(381e) A Novel Approach of Modeling Orientational Hydrogen Bonding Interactions in Associating Fluids with the COSMO-SAC Activity Coefficient Model

Based on solid theoretical
background in statistical thermodynamics and quantum mechanics, the COSMO-SAC
model is a powerful predictive thermodynamic model which can provide reliable thermodynamic
properties and phase behavior of mixture fluids. The model has been applied in
many problems such as vapor-liquid equilibrium, liquid-liquid equilibrium, drug
solubility, partition coefficient ionic liquid screening, etc
over the last decades. The core knowledge in COSMO-SAC model is how to evaluate
the interaction between molecules on the basis of surface segments whose
properties such as position and charge density can be determined from quantum
mechanical calculation. In recent years, some refinements such as including the temperature dependence on
electronic interactions and differentiating the different types of hydrogen
bonding interactions are introduced to improve the accuracy of COSMO-SAC model
(Mu, Rarey et al. 2007).
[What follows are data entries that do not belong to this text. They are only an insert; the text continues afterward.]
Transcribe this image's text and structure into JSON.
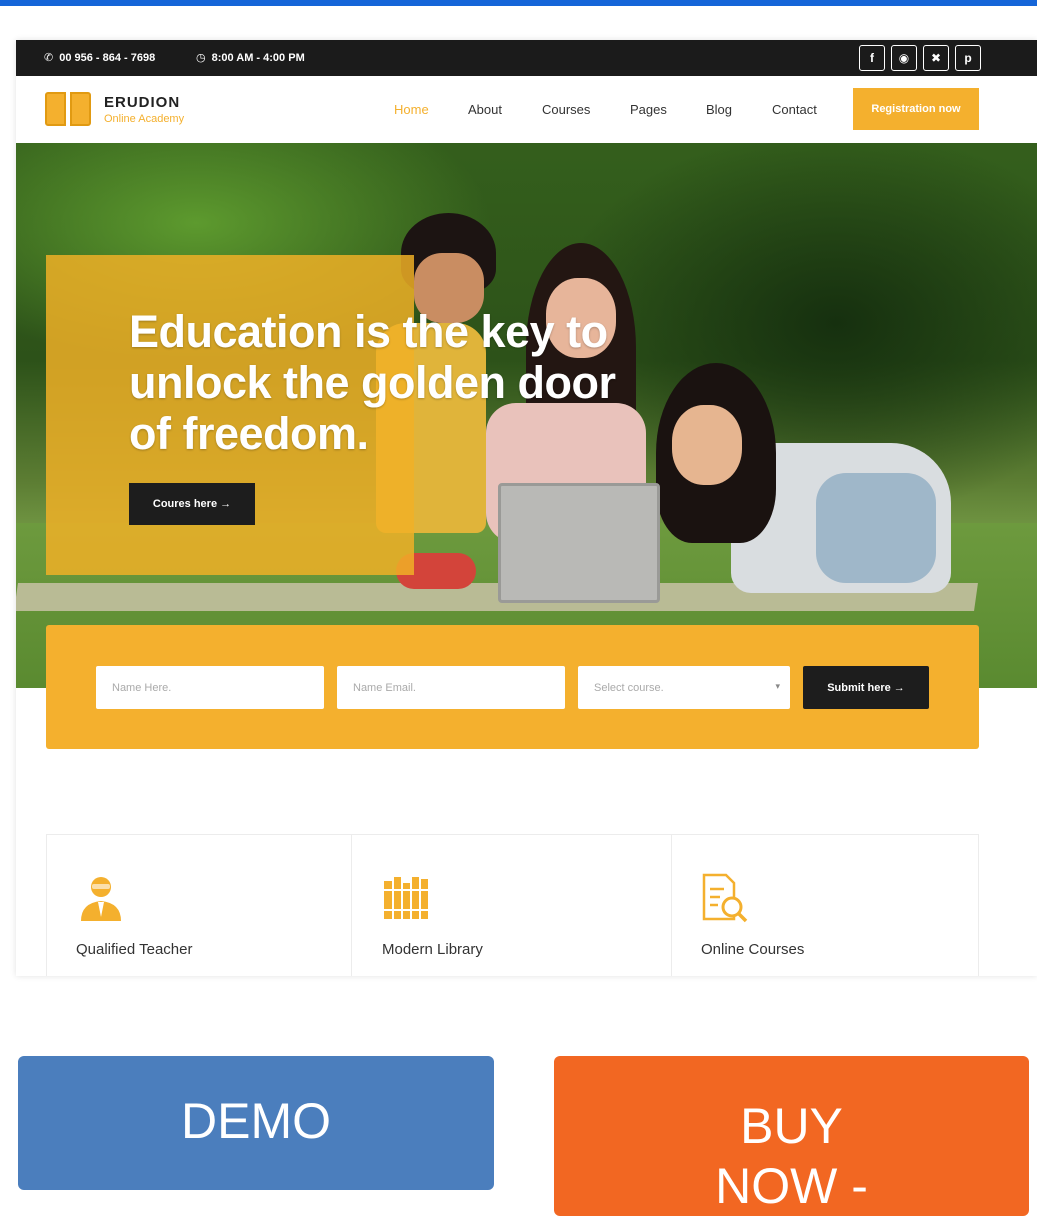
{
  "topbar": {
    "phone": "00 956 - 864 - 7698",
    "hours": "8:00 AM - 4:00 PM",
    "socials": [
      "f",
      "in",
      "t",
      "p"
    ]
  },
  "header": {
    "brand": "ERUDION",
    "tagline": "Online Academy",
    "nav": [
      "Home",
      "About",
      "Courses",
      "Pages",
      "Blog",
      "Contact"
    ],
    "register_label": "Registration now"
  },
  "hero": {
    "headline": "Education is the key to unlock the golden door of freedom.",
    "course_button": "Coures here →"
  },
  "form": {
    "name_placeholder": "Name Here.",
    "email_placeholder": "Name Email.",
    "course_placeholder": "Select course.",
    "submit_label": "Submit here →"
  },
  "features": [
    {
      "label": "Qualified Teacher",
      "icon": "teacher-icon"
    },
    {
      "label": "Modern Library",
      "icon": "library-icon"
    },
    {
      "label": "Online Courses",
      "icon": "document-search-icon"
    }
  ],
  "actions": {
    "demo_label": "DEMO",
    "buy_label": "BUY NOW -"
  },
  "colors": {
    "accent": "#f4b02e",
    "dark": "#1d1d1d",
    "demo": "#4b7ebd",
    "buy": "#f26722"
  }
}
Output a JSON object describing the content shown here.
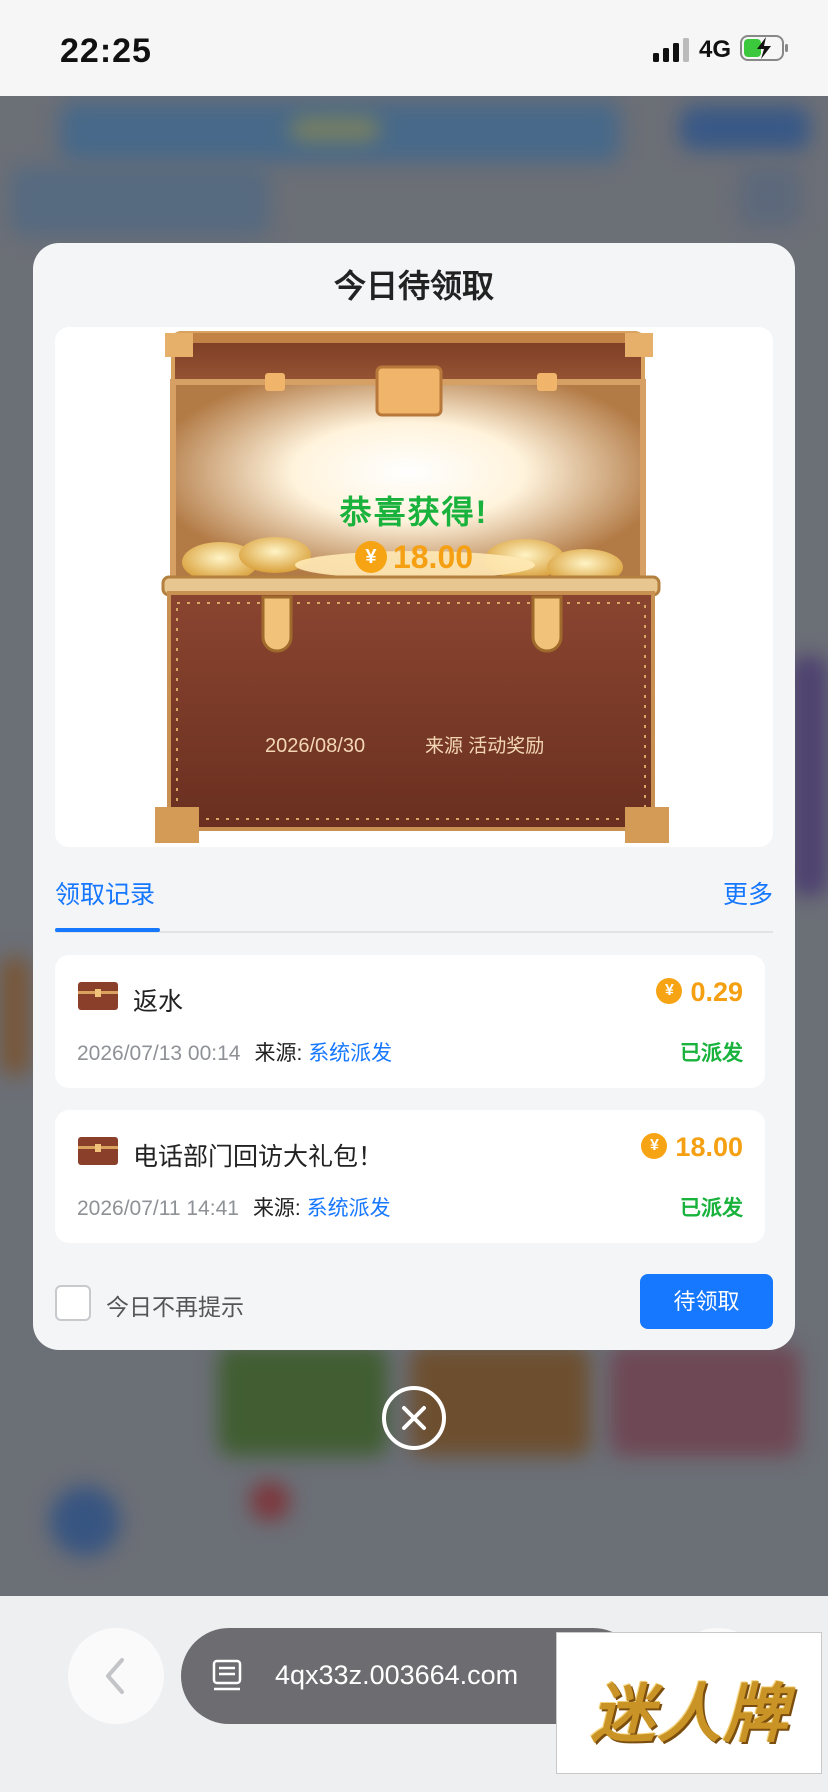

In this work, we propose a
new approach which allows for consideration of spatial orientation of hydrogen
bonds in the COSMO-SAC model. Instead of using a cutoff charge or a predefined
hydrogen bonding atoms, we adopt the concept of molecular orbital, Valence
Shell Electron Pair Repulsion theory (PETRUCCI, R.H 2002), to identify the
hydrogen bonding surfaces (Fig. 1). The
inclusion of molecular orbital information allows for specific the hydrogen
bond interactions within certain spatial orientations and results in a more
accurate description regarding the vapor-liquid equilibrium (VLE) of mixtures
containing different hydrogen bonding specie. We examined 35 associating fluids
(whose include water, alcohols, amines and amides) in total 598 mixtures (7583
data points, temperature range from 263.15K to 548.15 K). The
prediction accuracy is found to be 6.75% (AARD-P%) and 2.67% (AAD-y%) in
pressure and vapor composition, respectively. The results are more accurate
than the original model (7.16% and 2.83%) (Hsieh, Sandler et al. 2010),
while the number of universal parameters used are reduced from 10 to 9.

(a)	(b)	(c)

Figure
1. (a) The
structure of water molecule and its lone pair describing by VSEPR theory. (b)
The screening charge distribution on water surface. (c) The spatial allowance in hydrogen bond restricted by the
lone pair within a cut-off radius.

References
1.     Hsieh,
C.-M., S. I. Sandler and S.-T. Lin (2010). "Improvements of COSMO-SAC for
vapor¡Vliquid and liquid¡Vliquid equilibrium predictions." Fluid Phase
Equilibria 297(1): 90-97.

2.     Mu,
T. C., J. Rarey and J. Gmehling
(2007). "Performance of COSMO-RS with sigma profiles from different model
chemistries." Industrial & Engineering Chemistry Research 46(20):
6612-6629.

3.     PETRUCCI,
R.H., HARWOOD, W.S. and HERRING, F.G. (2002). General ChemistryPrinciples
and Modern Applications, 8th edn. Prentice Hall, Upeer Saddle River, NJ.